Bu, bilgeliği, daha ziyade bir düşünce bilgisi olan felsefeden ayıran şeydir. Fakat felsefe, sadece bizi bilgeliğe yaklaştırdığı ölçüde anlamlıdır. Daha iyi yaşamak için daha iyi düşünmek söz konusudur ve gerçekte felsefe yapmak da sadece budur. “Felsefe, bize hayatı öğretir,” diye yazar, Montaigne. O halde bu, bilmediğimiz şey midir? Elbette! Bilge olmadığımız için felsefe yapmaya ihtiyacımız var! Bilgelik amaçtır; felsefe ise yol.

Aragon’u düşünüyoruz: “Yaşamayı öğrenmek zamanı, hatta geç bile kalındı...” Buna yakın bir fikir daha da vurgulu bir şekilde Montaigne’de de vardır (“hayat geçmiş olduğunda bize yaşamayı öğretiyorlar”): Denemeler'in yazarı burada insanlık durumunun kaderinden çok, düzeltebileceğimiz ve düzeltmek zorunda olduğumuz bir eğitim hatası görüyordu. Hayat durup beklemiyorsa, felsefe yapmak için neden beklemeli?

Montaigne muzipçe, “Aristoteles dersine gelmeden önce yüz öğrencinin frengiye yakalandığını,” yazar. Frengi, felsefeye mi bağlıdır? İlaçlarına ya da tedavisine bakarsak şüphesiz hayır. Ancak cinsellik felsefeye bağlıdır ya ihtiyat ya zevk ya sevgi ya ölüm. Tıp ya da hekimlerin koruması bunlara nasıl yeterli olabilir? Bütün bunlar nasıl bilgeliğin yerini alabilir? Denemeler' de, “Hasta olduğun şeyden ölmüyorsun, canlı olduğundan ölüyorsun,” diye okuruz. O halde ölmeyi öğrenmek gerekir, yaşamayı da ve işte felsefe budur.
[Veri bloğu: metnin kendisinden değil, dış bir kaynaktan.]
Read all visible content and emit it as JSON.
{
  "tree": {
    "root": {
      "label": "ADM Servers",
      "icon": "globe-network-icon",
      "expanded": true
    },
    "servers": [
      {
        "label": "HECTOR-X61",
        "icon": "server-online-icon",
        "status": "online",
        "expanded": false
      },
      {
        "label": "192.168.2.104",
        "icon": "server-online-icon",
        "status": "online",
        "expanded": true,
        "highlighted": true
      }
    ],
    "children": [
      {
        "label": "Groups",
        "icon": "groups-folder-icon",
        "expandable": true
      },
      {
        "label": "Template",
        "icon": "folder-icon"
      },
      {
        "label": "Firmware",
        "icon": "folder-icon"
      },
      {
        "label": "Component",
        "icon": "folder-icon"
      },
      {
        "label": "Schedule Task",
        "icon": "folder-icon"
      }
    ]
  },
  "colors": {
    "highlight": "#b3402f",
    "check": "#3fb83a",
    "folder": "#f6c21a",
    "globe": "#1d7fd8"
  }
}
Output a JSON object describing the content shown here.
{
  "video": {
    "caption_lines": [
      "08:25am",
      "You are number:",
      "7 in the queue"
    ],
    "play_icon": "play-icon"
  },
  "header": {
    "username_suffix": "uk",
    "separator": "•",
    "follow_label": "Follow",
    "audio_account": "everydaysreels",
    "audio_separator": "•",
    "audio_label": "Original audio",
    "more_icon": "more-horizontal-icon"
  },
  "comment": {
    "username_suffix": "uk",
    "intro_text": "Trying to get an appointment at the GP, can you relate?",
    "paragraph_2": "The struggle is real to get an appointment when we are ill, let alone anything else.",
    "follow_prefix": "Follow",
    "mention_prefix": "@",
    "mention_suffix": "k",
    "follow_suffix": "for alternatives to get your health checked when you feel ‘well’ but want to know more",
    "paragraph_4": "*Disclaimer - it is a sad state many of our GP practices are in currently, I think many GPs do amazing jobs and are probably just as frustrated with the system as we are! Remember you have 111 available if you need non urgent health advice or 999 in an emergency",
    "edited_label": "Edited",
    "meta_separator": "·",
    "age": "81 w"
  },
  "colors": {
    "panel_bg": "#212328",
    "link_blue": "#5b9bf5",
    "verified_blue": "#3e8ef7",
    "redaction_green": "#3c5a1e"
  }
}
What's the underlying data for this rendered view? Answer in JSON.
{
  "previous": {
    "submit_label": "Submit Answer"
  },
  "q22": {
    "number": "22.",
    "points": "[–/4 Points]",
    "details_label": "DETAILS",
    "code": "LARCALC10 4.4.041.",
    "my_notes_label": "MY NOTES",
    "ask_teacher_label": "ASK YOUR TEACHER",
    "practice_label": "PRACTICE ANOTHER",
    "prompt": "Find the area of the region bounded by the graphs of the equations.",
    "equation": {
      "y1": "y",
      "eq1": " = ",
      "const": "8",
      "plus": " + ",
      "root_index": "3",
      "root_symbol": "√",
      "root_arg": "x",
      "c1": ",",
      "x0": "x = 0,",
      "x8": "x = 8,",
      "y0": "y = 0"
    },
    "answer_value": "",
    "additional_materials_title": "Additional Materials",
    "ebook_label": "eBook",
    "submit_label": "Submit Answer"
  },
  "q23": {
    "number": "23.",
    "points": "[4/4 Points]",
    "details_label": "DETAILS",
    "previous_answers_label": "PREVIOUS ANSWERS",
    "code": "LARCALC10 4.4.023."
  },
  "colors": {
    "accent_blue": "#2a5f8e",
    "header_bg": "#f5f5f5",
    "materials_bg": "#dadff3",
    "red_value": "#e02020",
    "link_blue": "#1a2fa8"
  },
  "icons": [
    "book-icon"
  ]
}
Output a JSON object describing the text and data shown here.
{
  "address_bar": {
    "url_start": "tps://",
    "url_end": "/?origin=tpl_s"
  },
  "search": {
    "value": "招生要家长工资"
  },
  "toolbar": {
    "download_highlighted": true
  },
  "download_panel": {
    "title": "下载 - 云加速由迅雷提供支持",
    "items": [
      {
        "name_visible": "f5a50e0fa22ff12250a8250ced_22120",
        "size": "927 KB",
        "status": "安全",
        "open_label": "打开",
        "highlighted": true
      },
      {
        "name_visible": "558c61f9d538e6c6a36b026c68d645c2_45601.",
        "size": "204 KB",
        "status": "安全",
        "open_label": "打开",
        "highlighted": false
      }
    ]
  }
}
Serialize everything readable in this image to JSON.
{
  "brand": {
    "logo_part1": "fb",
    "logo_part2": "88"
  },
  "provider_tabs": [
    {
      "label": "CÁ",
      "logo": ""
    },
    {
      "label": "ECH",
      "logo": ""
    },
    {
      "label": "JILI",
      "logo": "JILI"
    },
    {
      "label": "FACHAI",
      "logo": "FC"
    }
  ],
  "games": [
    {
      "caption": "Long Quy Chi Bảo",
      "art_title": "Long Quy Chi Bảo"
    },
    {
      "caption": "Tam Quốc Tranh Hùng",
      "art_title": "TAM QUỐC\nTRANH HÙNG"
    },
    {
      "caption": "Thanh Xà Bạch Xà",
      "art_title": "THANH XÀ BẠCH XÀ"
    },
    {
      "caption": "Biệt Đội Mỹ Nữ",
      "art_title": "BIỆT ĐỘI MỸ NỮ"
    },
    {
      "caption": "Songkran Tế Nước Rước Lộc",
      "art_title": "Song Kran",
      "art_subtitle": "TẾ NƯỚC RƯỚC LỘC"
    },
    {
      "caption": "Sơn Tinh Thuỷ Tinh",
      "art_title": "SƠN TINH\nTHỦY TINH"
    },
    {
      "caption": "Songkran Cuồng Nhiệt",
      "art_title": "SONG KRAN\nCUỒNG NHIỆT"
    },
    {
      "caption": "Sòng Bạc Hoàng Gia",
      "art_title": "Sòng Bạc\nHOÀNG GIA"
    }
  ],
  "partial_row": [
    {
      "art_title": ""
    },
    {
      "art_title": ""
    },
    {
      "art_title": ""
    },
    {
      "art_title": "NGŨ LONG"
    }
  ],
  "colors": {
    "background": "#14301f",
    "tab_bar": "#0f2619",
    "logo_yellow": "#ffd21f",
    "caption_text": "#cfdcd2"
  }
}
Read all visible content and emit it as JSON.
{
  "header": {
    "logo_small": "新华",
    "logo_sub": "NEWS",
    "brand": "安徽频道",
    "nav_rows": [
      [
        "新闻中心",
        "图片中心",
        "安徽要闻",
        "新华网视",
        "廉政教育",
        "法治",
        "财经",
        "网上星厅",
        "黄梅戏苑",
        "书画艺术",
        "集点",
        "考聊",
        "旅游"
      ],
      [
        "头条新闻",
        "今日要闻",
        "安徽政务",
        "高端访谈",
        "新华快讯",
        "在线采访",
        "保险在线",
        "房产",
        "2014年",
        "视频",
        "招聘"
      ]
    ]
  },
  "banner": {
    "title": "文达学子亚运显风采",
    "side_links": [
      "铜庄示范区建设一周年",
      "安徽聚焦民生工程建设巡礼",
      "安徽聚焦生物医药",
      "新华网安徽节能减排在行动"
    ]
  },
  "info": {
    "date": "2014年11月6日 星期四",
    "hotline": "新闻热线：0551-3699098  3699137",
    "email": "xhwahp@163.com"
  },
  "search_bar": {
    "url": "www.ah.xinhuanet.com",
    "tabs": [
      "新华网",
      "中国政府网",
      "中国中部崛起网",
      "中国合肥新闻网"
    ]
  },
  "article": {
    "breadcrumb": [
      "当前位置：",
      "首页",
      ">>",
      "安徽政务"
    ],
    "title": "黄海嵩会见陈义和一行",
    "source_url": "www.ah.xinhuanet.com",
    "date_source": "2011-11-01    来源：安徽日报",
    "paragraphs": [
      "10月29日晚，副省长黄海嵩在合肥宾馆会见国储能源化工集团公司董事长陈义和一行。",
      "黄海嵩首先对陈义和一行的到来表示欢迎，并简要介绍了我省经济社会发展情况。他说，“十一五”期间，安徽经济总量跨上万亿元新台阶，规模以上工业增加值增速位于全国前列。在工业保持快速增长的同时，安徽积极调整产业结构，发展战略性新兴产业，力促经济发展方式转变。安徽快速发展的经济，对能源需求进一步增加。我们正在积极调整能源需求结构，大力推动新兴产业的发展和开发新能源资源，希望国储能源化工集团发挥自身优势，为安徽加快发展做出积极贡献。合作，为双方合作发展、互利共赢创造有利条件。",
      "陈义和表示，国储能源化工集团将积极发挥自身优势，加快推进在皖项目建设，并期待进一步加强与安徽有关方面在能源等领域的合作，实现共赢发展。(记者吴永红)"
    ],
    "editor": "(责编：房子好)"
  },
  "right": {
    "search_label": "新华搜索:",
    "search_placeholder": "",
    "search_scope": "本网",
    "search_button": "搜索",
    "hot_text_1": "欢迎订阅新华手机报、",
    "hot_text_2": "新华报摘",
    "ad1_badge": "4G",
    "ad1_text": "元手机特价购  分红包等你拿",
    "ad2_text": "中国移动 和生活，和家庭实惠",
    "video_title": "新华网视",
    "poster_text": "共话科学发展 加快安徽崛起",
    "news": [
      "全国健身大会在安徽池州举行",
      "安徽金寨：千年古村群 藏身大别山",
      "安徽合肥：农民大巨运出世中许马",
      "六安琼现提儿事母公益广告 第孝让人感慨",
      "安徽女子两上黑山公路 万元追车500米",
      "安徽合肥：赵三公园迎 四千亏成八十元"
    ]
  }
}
Montaigne, “Onu çocuklardan uzak tutmakla ve asık, çatık kaşlı, korkunç bir yüzle betimlemekle çok büyük haksızlık ediyoruz,” diye devam eder. “Kim beni bu solgun, iğrenç maskenin içine soktu? Daha neşeli, daha şen, daha sevimli, daha eğlenceli başka bir şey yoktur.” Felsefe ile bilginliği, sertlik ile sıkıntıyı, bilgelik ile harabeleri karıştıranlara yazık. Hayat, gerçekte olduğu gibi, bu derece zor, kırılgan, tehlikeli, kıymetli olsa da bu, felsefe yapmaya mümkün olduğunca erken başlamak için artı bir nedendir (“onda, diğer yaş dönemleri gibi çocukluk döneminin alacağı bir ders vardır”), başka bir deyişle çok geç olmadan önce yaşamayı olabildiğince öğrenmek için bir nedendir.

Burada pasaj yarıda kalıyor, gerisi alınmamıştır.